Bannister viajaba a Oxford para atacar la última frontera del atletismo. Nadie había conseguido bajar de los cuatro minutos en la milla, los 1.609 metros que acreditan el verdadero valor de los mediofondistas. El caso, que ahora puede parecer irrelevante, a la vista de marcas como la de Hicham El Guerruj (3m43,13s en la distancia), llevaba entonces a encontradas discusiones sobre los límites fisiológicos del hombre. Hasta los mejores atletas de la época dudaban de la victoria sobre lo que ellos llamaban El Muro. Era el Everest de aquel tiempo, y como el Everest merecía ser conquistado. La época reclamaba gestas a los hombres. El mundo acababa de salir de la más devastadora de sus guerras, un conflicto de orden planetario que había manifestado las peores pulsiones de la humanidad. Nueve años después del final de la Segunda Guerra, se afrontaba una era de optimismo, de confianza en el hombre y en su capacidad emprendedora. El deporte servía como perfecto escenario para esa voluntad de conquista. Edmund Hillary había conquistado el Everest en 1953, gesta de evidente contenido romántico, como aquella que Bannister se disponía a acometer junto a un grupo de estudiantes en la pista de Iffley Road.
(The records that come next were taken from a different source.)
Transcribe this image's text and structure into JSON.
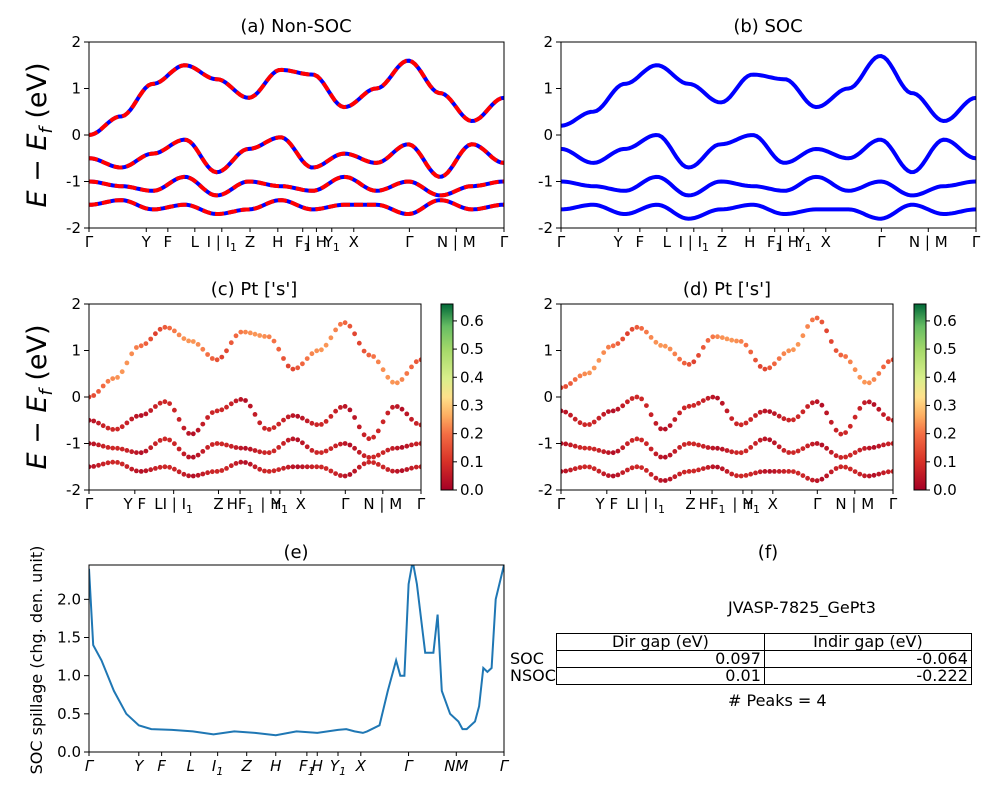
{
  "figure": {
    "ylabel_main": "E − E",
    "ylabel_sub": "f",
    "ylabel_unit": " (eV)",
    "spillage_ylabel": "SOC spillage (chg. den. unit)"
  },
  "panels": {
    "a": {
      "title": "(a) Non-SOC"
    },
    "b": {
      "title": "(b) SOC"
    },
    "c": {
      "title": "(c)  Pt ['s']"
    },
    "d": {
      "title": "(d) Pt ['s']"
    },
    "e": {
      "title": "(e)"
    },
    "f": {
      "title": "(f)"
    }
  },
  "kpath_top": [
    {
      "x": 0,
      "main": "Γ",
      "sub": ""
    },
    {
      "x": 0.138,
      "main": "Y",
      "sub": ""
    },
    {
      "x": 0.19,
      "main": "F",
      "sub": ""
    },
    {
      "x": 0.255,
      "main": "L",
      "sub": ""
    },
    {
      "x": 0.32,
      "main": "I | I",
      "sub": "1"
    },
    {
      "x": 0.388,
      "main": "Z",
      "sub": ""
    },
    {
      "x": 0.455,
      "main": "H",
      "sub": ""
    },
    {
      "x": 0.515,
      "main": "F",
      "sub": "1"
    },
    {
      "x": 0.548,
      "main": "| H",
      "sub": ""
    },
    {
      "x": 0.585,
      "main": "Y",
      "sub": "1"
    },
    {
      "x": 0.638,
      "main": "X",
      "sub": ""
    },
    {
      "x": 0.772,
      "main": "Γ",
      "sub": ""
    },
    {
      "x": 0.885,
      "main": "N | M",
      "sub": ""
    },
    {
      "x": 1.0,
      "main": "Γ",
      "sub": ""
    }
  ],
  "kpath_mid": [
    {
      "x": 0,
      "main": "Γ",
      "sub": ""
    },
    {
      "x": 0.138,
      "main": "Y F",
      "sub": ""
    },
    {
      "x": 0.255,
      "main": "LI | I",
      "sub": "1"
    },
    {
      "x": 0.39,
      "main": "Z",
      "sub": ""
    },
    {
      "x": 0.455,
      "main": "HF",
      "sub": "1"
    },
    {
      "x": 0.548,
      "main": "| H",
      "sub": ""
    },
    {
      "x": 0.575,
      "main": "Y",
      "sub": "1"
    },
    {
      "x": 0.638,
      "main": "X",
      "sub": ""
    },
    {
      "x": 0.772,
      "main": "Γ",
      "sub": ""
    },
    {
      "x": 0.885,
      "main": "N | M",
      "sub": ""
    },
    {
      "x": 1.0,
      "main": "Γ",
      "sub": ""
    }
  ],
  "kpath_bottom": [
    {
      "x": 0,
      "main": "Γ",
      "sub": ""
    },
    {
      "x": 0.12,
      "main": "Y",
      "sub": ""
    },
    {
      "x": 0.175,
      "main": "F",
      "sub": ""
    },
    {
      "x": 0.245,
      "main": "L",
      "sub": ""
    },
    {
      "x": 0.31,
      "main": "I",
      "sub": "1"
    },
    {
      "x": 0.38,
      "main": "Z",
      "sub": ""
    },
    {
      "x": 0.45,
      "main": "H",
      "sub": ""
    },
    {
      "x": 0.525,
      "main": "F",
      "sub": "1"
    },
    {
      "x": 0.55,
      "main": "H",
      "sub": ""
    },
    {
      "x": 0.6,
      "main": "Y",
      "sub": "1"
    },
    {
      "x": 0.655,
      "main": "X",
      "sub": ""
    },
    {
      "x": 0.77,
      "main": "Γ",
      "sub": ""
    },
    {
      "x": 0.885,
      "main": "NM",
      "sub": ""
    },
    {
      "x": 1.0,
      "main": "Γ",
      "sub": ""
    }
  ],
  "colorbar": {
    "ticks": [
      "0.0",
      "0.1",
      "0.2",
      "0.3",
      "0.4",
      "0.5",
      "0.6"
    ],
    "max": 0.66
  },
  "colors": {
    "nonsoc_red": "#ff0000",
    "nonsoc_blue": "#0000ff",
    "soc_blue": "#0000ff",
    "spillage": "#1f77b4"
  },
  "chart_data": [
    {
      "type": "line",
      "title": "(a) Non-SOC",
      "ylabel": "E − E_f (eV)",
      "ylim": [
        -2,
        2
      ],
      "yticks": [
        -2,
        -1,
        0,
        1,
        2
      ],
      "series": [
        {
          "values": [
            0.0,
            0.4,
            1.1,
            1.5,
            1.2,
            0.8,
            1.4,
            1.3,
            0.6,
            1.0,
            1.6,
            0.9,
            0.3,
            0.8
          ]
        },
        {
          "values": [
            -0.5,
            -0.7,
            -0.4,
            -0.1,
            -0.8,
            -0.3,
            -0.05,
            -0.7,
            -0.4,
            -0.6,
            -0.2,
            -0.9,
            -0.2,
            -0.6
          ]
        },
        {
          "values": [
            -1.0,
            -1.1,
            -1.2,
            -0.9,
            -1.3,
            -1.0,
            -1.1,
            -1.2,
            -0.9,
            -1.2,
            -1.0,
            -1.3,
            -1.1,
            -1.0
          ]
        },
        {
          "values": [
            -1.5,
            -1.4,
            -1.6,
            -1.5,
            -1.7,
            -1.6,
            -1.4,
            -1.6,
            -1.5,
            -1.5,
            -1.7,
            -1.4,
            -1.6,
            -1.5
          ]
        }
      ]
    },
    {
      "type": "line",
      "title": "(b) SOC",
      "ylim": [
        -2,
        2
      ],
      "yticks": [
        -2,
        -1,
        0,
        1,
        2
      ],
      "series": [
        {
          "values": [
            0.2,
            0.5,
            1.1,
            1.5,
            1.1,
            0.7,
            1.3,
            1.2,
            0.6,
            1.0,
            1.7,
            0.9,
            0.3,
            0.8
          ]
        },
        {
          "values": [
            -0.3,
            -0.6,
            -0.3,
            0.0,
            -0.7,
            -0.2,
            0.0,
            -0.6,
            -0.3,
            -0.5,
            -0.1,
            -0.8,
            -0.1,
            -0.5
          ]
        },
        {
          "values": [
            -1.0,
            -1.1,
            -1.2,
            -0.9,
            -1.3,
            -1.0,
            -1.1,
            -1.2,
            -0.9,
            -1.2,
            -1.0,
            -1.3,
            -1.1,
            -1.0
          ]
        },
        {
          "values": [
            -1.6,
            -1.5,
            -1.7,
            -1.5,
            -1.8,
            -1.6,
            -1.5,
            -1.7,
            -1.6,
            -1.6,
            -1.8,
            -1.5,
            -1.7,
            -1.6
          ]
        }
      ]
    },
    {
      "type": "scatter",
      "title": "(c)  Pt ['s']",
      "ylim": [
        -2,
        2
      ],
      "colorbar_range": [
        0.0,
        0.66
      ]
    },
    {
      "type": "scatter",
      "title": "(d) Pt ['s']",
      "ylim": [
        -2,
        2
      ],
      "colorbar_range": [
        0.0,
        0.66
      ]
    },
    {
      "type": "line",
      "title": "(e)",
      "ylabel": "SOC spillage (chg. den. unit)",
      "ylim": [
        0.0,
        2.45
      ],
      "yticks": [
        0.0,
        0.5,
        1.0,
        1.5,
        2.0
      ],
      "x": [
        0,
        0.01,
        0.03,
        0.06,
        0.09,
        0.12,
        0.15,
        0.2,
        0.25,
        0.3,
        0.35,
        0.4,
        0.45,
        0.5,
        0.55,
        0.6,
        0.62,
        0.64,
        0.66,
        0.67,
        0.7,
        0.72,
        0.74,
        0.75,
        0.76,
        0.77,
        0.78,
        0.79,
        0.81,
        0.83,
        0.84,
        0.85,
        0.87,
        0.89,
        0.9,
        0.91,
        0.93,
        0.94,
        0.95,
        0.96,
        0.97,
        0.98,
        1.0
      ],
      "values": [
        2.4,
        1.4,
        1.2,
        0.8,
        0.5,
        0.35,
        0.3,
        0.29,
        0.27,
        0.23,
        0.27,
        0.25,
        0.22,
        0.27,
        0.25,
        0.29,
        0.3,
        0.27,
        0.25,
        0.27,
        0.35,
        0.8,
        1.2,
        1.0,
        1.0,
        2.2,
        2.5,
        2.2,
        1.3,
        1.3,
        1.8,
        0.8,
        0.5,
        0.4,
        0.3,
        0.3,
        0.4,
        0.6,
        1.1,
        1.05,
        1.1,
        2.0,
        2.45
      ]
    },
    {
      "type": "table",
      "title": "(f)",
      "caption": "JVASP-7825_GePt3",
      "columns": [
        "",
        "Dir gap (eV)",
        "Indir gap (eV)"
      ],
      "rows": [
        [
          "SOC",
          "0.097",
          "-0.064"
        ],
        [
          "NSOC",
          "0.01",
          "-0.222"
        ]
      ],
      "note": "# Peaks = 4"
    }
  ]
}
En Oxford, almorzó con Charles y Eilenn Weldon, acompañados por las pequeñas hijas del matrimonio. Apenas se habló de la carrera, pero durante la comida Bannister sintió que era el momento de atacar la gran frontera de la milla. Allí tomó la decisión de afrontar el desafío, a pesar del viento. En realidad, todo fue inglés aquella tarde. A las desapacibles condiciones climatólogicas se añadía la nómina de atletas, todos estudiantes, unos de Londres -como Bannister y los afamados Chris Chataway y Chris Brasher- y otros de Oxford, caso de Alan Gordon y el futuro reverendo George Dole.
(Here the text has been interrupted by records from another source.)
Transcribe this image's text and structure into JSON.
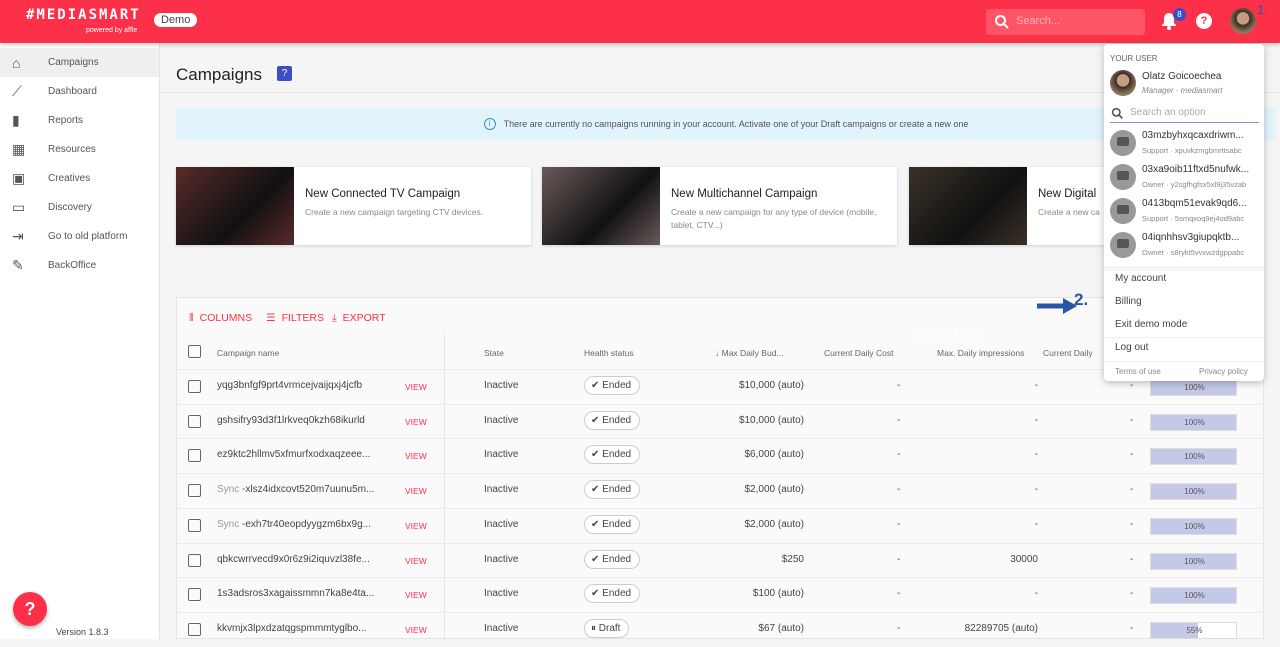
{
  "header": {
    "logo": "#MEDIASMART",
    "logo_sub": "powered by affle",
    "demo_badge": "Demo",
    "search_placeholder": "Search...",
    "notifications": "8",
    "help": "?",
    "step1": "1."
  },
  "sidebar": {
    "items": [
      {
        "label": "Campaigns",
        "icon": "home-icon",
        "glyph": "⌂"
      },
      {
        "label": "Dashboard",
        "icon": "trending-icon",
        "glyph": "⟋"
      },
      {
        "label": "Reports",
        "icon": "bar-chart-icon",
        "glyph": "▮"
      },
      {
        "label": "Resources",
        "icon": "widgets-icon",
        "glyph": "▦"
      },
      {
        "label": "Creatives",
        "icon": "image-icon",
        "glyph": "▣"
      },
      {
        "label": "Discovery",
        "icon": "laptop-search-icon",
        "glyph": "▭"
      },
      {
        "label": "Go to old platform",
        "icon": "login-icon",
        "glyph": "⇥"
      },
      {
        "label": "BackOffice",
        "icon": "pencil-icon",
        "glyph": "✎"
      }
    ],
    "version": "Version 1.8.3",
    "help_fab": "?"
  },
  "main": {
    "title": "Campaigns",
    "title_icon": "?",
    "info": "There are currently no campaigns running in your account. Activate one of your Draft campaigns or create a new one",
    "cards": [
      {
        "title": "New Connected TV Campaign",
        "desc": "Create a new campaign targeting CTV devices.",
        "color": "#5a2a2a"
      },
      {
        "title": "New Multichannel Campaign",
        "desc": "Create a new campaign for any type of device (mobile, tablet, CTV...)",
        "color": "#6a5a5a"
      },
      {
        "title": "New Digital",
        "desc": "Create a new ca",
        "color": "#3a3228"
      }
    ]
  },
  "table": {
    "toolbar": {
      "columns": "COLUMNS",
      "filters": "FILTERS",
      "export": "EXPORT"
    },
    "headers": [
      "Campaign name",
      "State",
      "Health status",
      "Max Daily Bud...",
      "Current Daily Cost",
      "Max. Daily impressions",
      "Current Daily"
    ],
    "overlay": "Double Click",
    "view_label": "VIEW",
    "rows": [
      {
        "prefix": "",
        "name": "yqg3bnfgf9prt4vrmcejvaijqxj4jcfb",
        "state": "Inactive",
        "health": "Ended",
        "budget": "$10,000 (auto)",
        "cost": "-",
        "imps": "-",
        "cur": "-",
        "progress": "100%",
        "pct": 100
      },
      {
        "prefix": "",
        "name": "gshsifry93d3f1lrkveq0kzh68ikurld",
        "state": "Inactive",
        "health": "Ended",
        "budget": "$10,000 (auto)",
        "cost": "-",
        "imps": "-",
        "cur": "-",
        "progress": "100%",
        "pct": 100
      },
      {
        "prefix": "",
        "name": "ez9ktc2hllmv5xfmurfxodxaqzeee...",
        "state": "Inactive",
        "health": "Ended",
        "budget": "$6,000 (auto)",
        "cost": "-",
        "imps": "-",
        "cur": "-",
        "progress": "100%",
        "pct": 100
      },
      {
        "prefix": "Sync",
        "name": " -xlsz4idxcovt520m7uunu5m...",
        "state": "Inactive",
        "health": "Ended",
        "budget": "$2,000 (auto)",
        "cost": "-",
        "imps": "-",
        "cur": "-",
        "progress": "100%",
        "pct": 100
      },
      {
        "prefix": "Sync",
        "name": " -exh7tr40eopdyygzm6bx9g...",
        "state": "Inactive",
        "health": "Ended",
        "budget": "$2,000 (auto)",
        "cost": "-",
        "imps": "-",
        "cur": "-",
        "progress": "100%",
        "pct": 100
      },
      {
        "prefix": "",
        "name": "qbkcwrrvecd9x0r6z9i2iquvzl38fe...",
        "state": "Inactive",
        "health": "Ended",
        "budget": "$250",
        "cost": "-",
        "imps": "30000",
        "cur": "-",
        "progress": "100%",
        "pct": 100
      },
      {
        "prefix": "",
        "name": "1s3adsros3xagaissmmn7ka8e4ta...",
        "state": "Inactive",
        "health": "Ended",
        "budget": "$100 (auto)",
        "cost": "-",
        "imps": "-",
        "cur": "-",
        "progress": "100%",
        "pct": 100
      },
      {
        "prefix": "",
        "name": "kkvmjx3lpxdzatqgspmmmtyglbo...",
        "state": "Inactive",
        "health": "Draft",
        "budget": "$67 (auto)",
        "cost": "-",
        "imps": "82289705 (auto)",
        "cur": "-",
        "progress": "55%",
        "pct": 55
      }
    ]
  },
  "user_menu": {
    "section": "YOUR USER",
    "name": "Olatz Goicoechea",
    "role": "Manager · mediasmart",
    "search_placeholder": "Search an option",
    "options": [
      {
        "name": "03mzbyhxqcaxdriwm...",
        "sub": "Support · xpuvkzmgbmrttsabc"
      },
      {
        "name": "03xa9oib11ftxd5nufwk...",
        "sub": "Owner · y2sgfhgfsx5xl9j35vzab"
      },
      {
        "name": "0413bqm51evak9qd6...",
        "sub": "Support · 5smqxoq9ej4od9abc"
      },
      {
        "name": "04iqnhhsv3giupqktb...",
        "sub": "Owner · s8rykt5vvxwzdgppabc"
      }
    ],
    "my_account": "My account",
    "billing": "Billing",
    "exit_demo": "Exit demo mode",
    "logout": "Log out",
    "terms": "Terms of use",
    "privacy": "Privacy policy"
  },
  "annotation": {
    "step2": "2."
  },
  "colors": {
    "brand": "#fd3049",
    "accent": "#3a4fc4"
  }
}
El hombre era Bannister, el mediofondista más acreditado de Inglaterra y el único capaz de superar el umbral de los cuatro minutos. A Bannister le corría prisa porque desde Australia le llegaban noticias de las marcas de John Landy, cada vez más cercanas a los cuatro minutos. Sabía también que no tendría muchas más oportunidades: a final de año abandonaría el atletismo para dedicarse al doctorado en Neurología. Para ayudarle acudieron Brasher y Chataway, que oficiaron de liebres. No le defraudaron, aunque durante algunos instantes de la prueba Bannister pareció contenerse. Quería un poco más de velocidad. A falta de 400 metros, el registro era prometedor, pero no suficiente: 3m00,07s. Bannister tenía que cubrir la última vuelta en menos de un minuto. Lo logró a duras penas, en un dificultoso combate contra el viento, la fatiga y las emociones. En la línea de llegada, los jueces atendían expectantes a los cronómetros. En la vieja tribuna, los estudiantes animaban con entusiasmo al atleta. En la pista, Bannister daba el aspecto de un sufriente, con el rostro descoyuntado, la boca abierta, los ojos cerrados, el pecho avanzado, en busca de un centímetro, una décima de segundo, cualquier margen que significara la conquista del muro. Así rompió la cinta aquella tarde de mayo. Su tiempo: 3m59,70s. Bannister había corrido la milla perfecta.